January 4, 2023
The U.S. Congress passed the $1.7 trillion Fiscal Year 2023 Omnibus Appropriations bill.
Included in the bill are peanut provisions proposed by U.S. House Appropriations Agriculture Subcommittee Chairman Sanford Bishop (D-GA) and supported by the peanut industry.
These U.S. Peanut Federation supported research initiatives—aflatoxin and nutrition—are in their second year of funding. Total funding for FY 2023 is $4 million for aflatoxin research at the USDA Peanut Research Laboratory in Dawson, Ga., and $1.5 million for the USDA Agricultural Research Service to work on peanut nutrition priorities.
The funding for peanut research will support activities and projects working to mitigate aflatoxin in peanuts and enhance ongoing collaborations with land grant institutions to further advance research efforts.
“USPF appreciates the recognition of the importance of peanut research in the FY23 Omnibus Appropriations bill,” said Karl Zimmer, USPF chairman, in a Jan. 3 statement. “Although the U. S. peanut industry has effective protocols in place to manage aflatoxin, our ability to reduce its large economic impact while maintaining a safe and reliable supply of peanuts will take investment in innovative research solutions.”
The funding for peanut nutrition research will support projects working to identify how peanut consumption contributes to overall health, wellness, and reduction of chronic disease risk in various groups and across lifespans. Research topics will include chronic diseases, nutrition and wellness at all ages, health disparities, dietary patterns for optimal health, and nutrition for the future.
The omnibus package includes over $3 billion for disaster assistance “related to the loss of revenue, quality or production losses of crops, trees, bushes, and vines, as a consequence of droughts, wildfires, hurricanes, floods, derechos, excessive heat, tornadoes, winter storms, freeze, including a polar vortex, smoke exposure, and excessive moisture occurring in calendar year 2022.” The process for receiving disaster assistance will be determined by the U.S. Department of Agriculture following the appropriation of the funds.
“Peanut producers have experienced many difficulties this year, from adverse weather conditions to rising input costs,” states Joe Boddiford, chairman of the Georgia Peanut Commission. “The disaster assistance included in this appropriations legislation will help ensure peanut producers can continue to produce a good crop and keep the agricultural economy functioning and healthy.”
Also included in the legislation is language proposed by U.S. Senator Raphael Warnock (D-GA), Chairman of the Subcommittee on Commodities, Risk Management, and Trade to “encourage the Office of the Undersecretary for Trade and Foreign Agricultural Affairs to prioritize interagency coordination with the Office of the U.S. Trade Representative and industry engagement in order to develop effective and lasting solutions that will allow increased market access for domestic peanuts into the European Union.”
“The European Union and United Kingdom are historically one of the largest export markets for U.S. peanuts. It is essential to the health of the peanut industry that we address trade barriers restricting peanut exports to the European Union,” Zimmer said.
The omnibus agreement includes language related to funding nutrition and feeding programs in the United States and abroad. The legislation encourages USDA to work with the United States Agency for International Development to support the scale up of U.S. production and procurement of Ready-to-Use Therapeutic Foods, and to develop a multi-year strategy to support this effort. The legislation also requires an increase in funding for nutrition programs, including $28.5 billion for Child Nutrition Programs.

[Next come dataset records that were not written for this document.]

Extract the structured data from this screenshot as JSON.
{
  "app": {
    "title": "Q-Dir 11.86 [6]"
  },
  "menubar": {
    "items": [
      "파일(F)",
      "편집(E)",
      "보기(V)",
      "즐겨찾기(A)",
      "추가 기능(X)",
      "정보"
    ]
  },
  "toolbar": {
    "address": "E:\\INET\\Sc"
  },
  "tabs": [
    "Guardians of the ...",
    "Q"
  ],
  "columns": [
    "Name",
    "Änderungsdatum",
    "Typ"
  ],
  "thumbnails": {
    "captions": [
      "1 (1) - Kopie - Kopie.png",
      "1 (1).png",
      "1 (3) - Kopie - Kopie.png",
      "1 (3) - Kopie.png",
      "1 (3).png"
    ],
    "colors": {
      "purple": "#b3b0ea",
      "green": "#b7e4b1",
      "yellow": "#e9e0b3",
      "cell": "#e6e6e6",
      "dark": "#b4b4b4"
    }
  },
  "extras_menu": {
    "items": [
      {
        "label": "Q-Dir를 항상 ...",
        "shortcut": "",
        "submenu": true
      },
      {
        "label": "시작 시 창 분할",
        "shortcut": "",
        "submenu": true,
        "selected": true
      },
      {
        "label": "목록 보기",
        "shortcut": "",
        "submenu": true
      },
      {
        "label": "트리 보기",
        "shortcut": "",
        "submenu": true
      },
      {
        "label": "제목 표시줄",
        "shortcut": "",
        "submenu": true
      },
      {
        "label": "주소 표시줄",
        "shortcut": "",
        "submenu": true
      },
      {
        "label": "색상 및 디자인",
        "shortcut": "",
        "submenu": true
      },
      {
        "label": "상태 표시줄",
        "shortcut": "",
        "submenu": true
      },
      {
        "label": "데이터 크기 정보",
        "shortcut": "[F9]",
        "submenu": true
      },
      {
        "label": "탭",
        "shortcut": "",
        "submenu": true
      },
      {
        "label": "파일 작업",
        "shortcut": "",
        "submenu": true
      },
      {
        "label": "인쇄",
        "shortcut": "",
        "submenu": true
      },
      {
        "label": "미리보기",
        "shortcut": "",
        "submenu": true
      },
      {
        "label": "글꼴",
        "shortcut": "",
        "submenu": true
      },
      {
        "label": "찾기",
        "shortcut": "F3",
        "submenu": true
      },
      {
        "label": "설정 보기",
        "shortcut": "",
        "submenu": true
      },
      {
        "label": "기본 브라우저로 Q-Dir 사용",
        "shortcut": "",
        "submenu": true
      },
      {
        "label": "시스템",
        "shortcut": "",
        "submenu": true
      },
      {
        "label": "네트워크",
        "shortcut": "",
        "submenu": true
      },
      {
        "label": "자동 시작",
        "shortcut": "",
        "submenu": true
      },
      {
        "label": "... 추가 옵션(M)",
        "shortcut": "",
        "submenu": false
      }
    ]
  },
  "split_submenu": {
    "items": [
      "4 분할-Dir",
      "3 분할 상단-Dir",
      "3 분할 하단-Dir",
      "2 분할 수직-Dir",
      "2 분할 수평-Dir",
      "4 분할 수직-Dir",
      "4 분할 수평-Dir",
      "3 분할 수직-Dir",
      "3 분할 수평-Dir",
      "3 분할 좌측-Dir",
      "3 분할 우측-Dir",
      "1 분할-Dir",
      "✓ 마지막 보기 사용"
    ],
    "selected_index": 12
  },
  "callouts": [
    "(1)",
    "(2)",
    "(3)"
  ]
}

“We are very pleased to see the importance of investing in nutrition reflected in this legislation,” states Cole McNair, President of the National Peanut Buying Points Association. “The peanut industry has long been committed to educating and advocating for healthful lifestyles across all communities. It is important that we continue to invest in nutrition research and nutrition programs that make healthy foods, such as peanuts, accessible around the globe.”